All'inizio di ottobre del 1957, al termine delle esercitazioni estive, Mario Maffi viene convocato al Comando di Brigata. «Il generale - racconta oggi - mi disse che per una certa missione serviva un ufficiale esperto di grotte e di mine; mi disse anche la missione era coperta dal più assoluto segreto militare, e che era volontaria; non ero obbligato ad accettare, e inoltre l'operazione comportava anche un certo rischio».
Maffi accetta l'incarico. Scrive due lettere per i suoi cari che affida al cappellano («se non dovessi tornare per favore le spedisca», gli dice) e pochi giorni dopo parte. Nessuno gli spiega dove sta andando, e lui non deve fare domande. Si ritrova nella caserma dei carabinieri di Monfalcone, e qui finalmente viene a sapere quale sarà il suo incarico: dovrà scendere, assistito dgli speleologi del Gruppo grotte di Monfalcone, nella foiba di Monrupino «per constatare o meno la presenza di spoglie umane, stimarne la quantità e documentarle con fotografie». Successivamente dovrà fare lo stesso nelle foiba di Basovizza.
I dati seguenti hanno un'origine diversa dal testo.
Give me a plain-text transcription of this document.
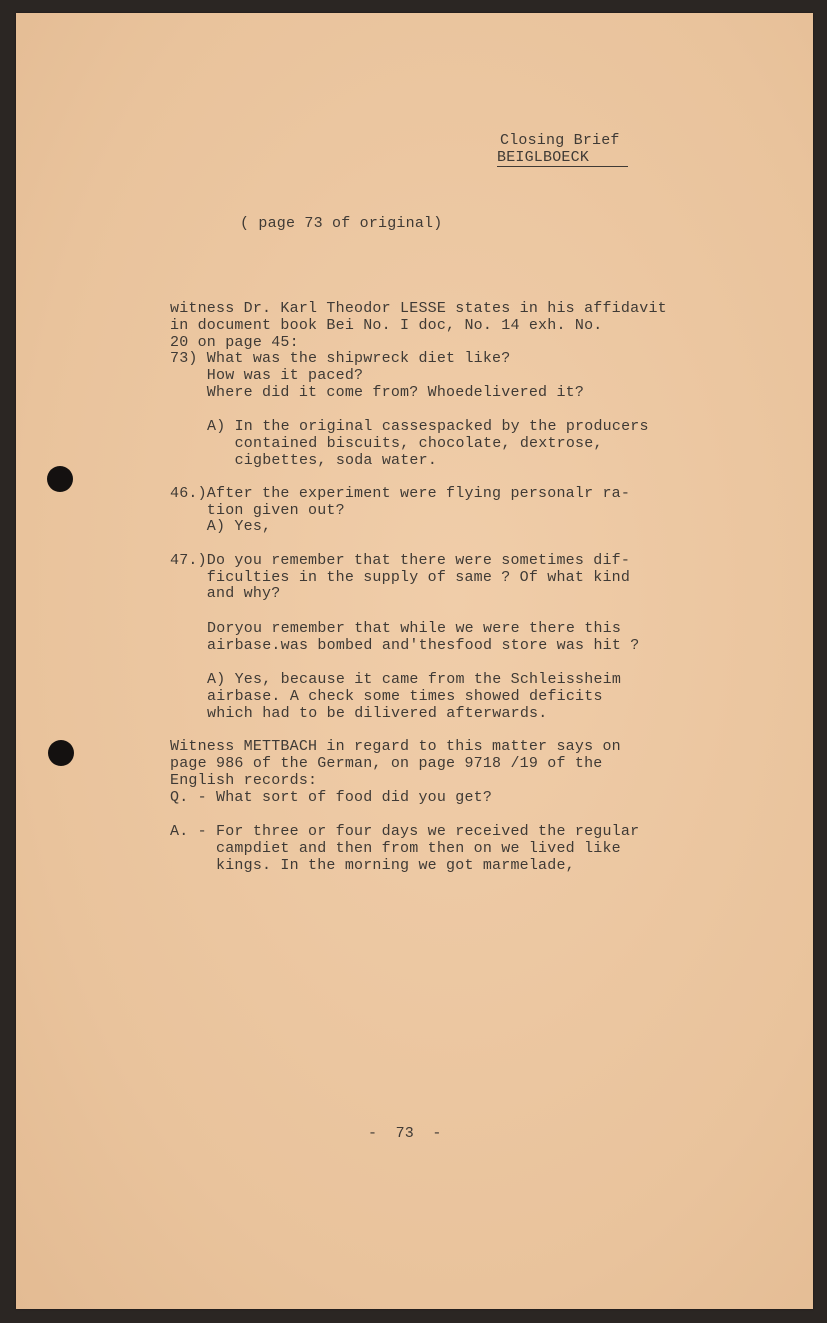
Closing Brief

BEIGLBOECK

( page 73 of original)

witness Dr. Karl Theodor LESSE states in his affidavit

in document book Bei No. I doc, No. 14 exh. No.

20 on page 45:

73) What was the shipwreck diet like?

How was it paced?

Where did it come from? Whoedelivered it?

A) In the original cassespacked by the producers

contained biscuits, chocolate, dextrose,

cigbettes, soda water.

46.)After the experiment were flying personalr ra-

tion given out?

A) Yes,

47.)Do you remember that there were sometimes dif-

ficulties in the supply of same ? Of what kind

and why?

Doryou remember that while we were there this

airbase.was bombed and'thesfood store was hit ?

A) Yes, because it came from the Schleissheim

airbase. A check some times showed deficits

which had to be dilivered afterwards.

Witness METTBACH in regard to this matter says on

page 986 of the German, on page 9718 /19 of the

English records:

Q. - What sort of food did you get?

A. - For three or four days we received the regular

campdiet and then from then on we lived like

kings. In the morning we got marmelade,

-  73  -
Il giovane tenente non ha mai sentito parlare di foibe, anzi quella parola, «foiba» la sente per la prima volta all'imbocco del cavità di Monrupino, prima di calarsi giù. Maffi non sa nemmeno che l'esplorazione delle due cavità triestine non è altro che un'operazione di facciata, e che la vera missione, ben più pericolosa, deve ancora cominciare. Del resto sia il pozzo della miniera che la foiba 149 sono già state esplorate in precedenza, e a più riprese. Ma a queste cose l' ufficiale non pensa mentre scende nei 126 metri della foiba di Monrupino. Assieme a lui c'è un noto speleologo monfalconese, Giovanni Spangher. «Fui calato con una specie di seggiolino - ricorda - e quando arrivai in fondo mi sentii accapponare la pelle: tra il pietrisco su cui camminavo spuntavano ossa umane, una mandibola, alcune costole, l'intero braccio di un bambino che avrà avuto non più di otto anni viste le dimensioni delle ossa». Maffi scatta fotografie e prende appunti. Accerta che le pareti della grotta sono state fatte saltare con esplosivo, e ipotizza altri resti umani sotto i detriti, probabilente quelli «dei soldati tedeschi degenti all'ospedale di Trieste, che si diceva fossero stati gettati nella grotta prima di farla saltare».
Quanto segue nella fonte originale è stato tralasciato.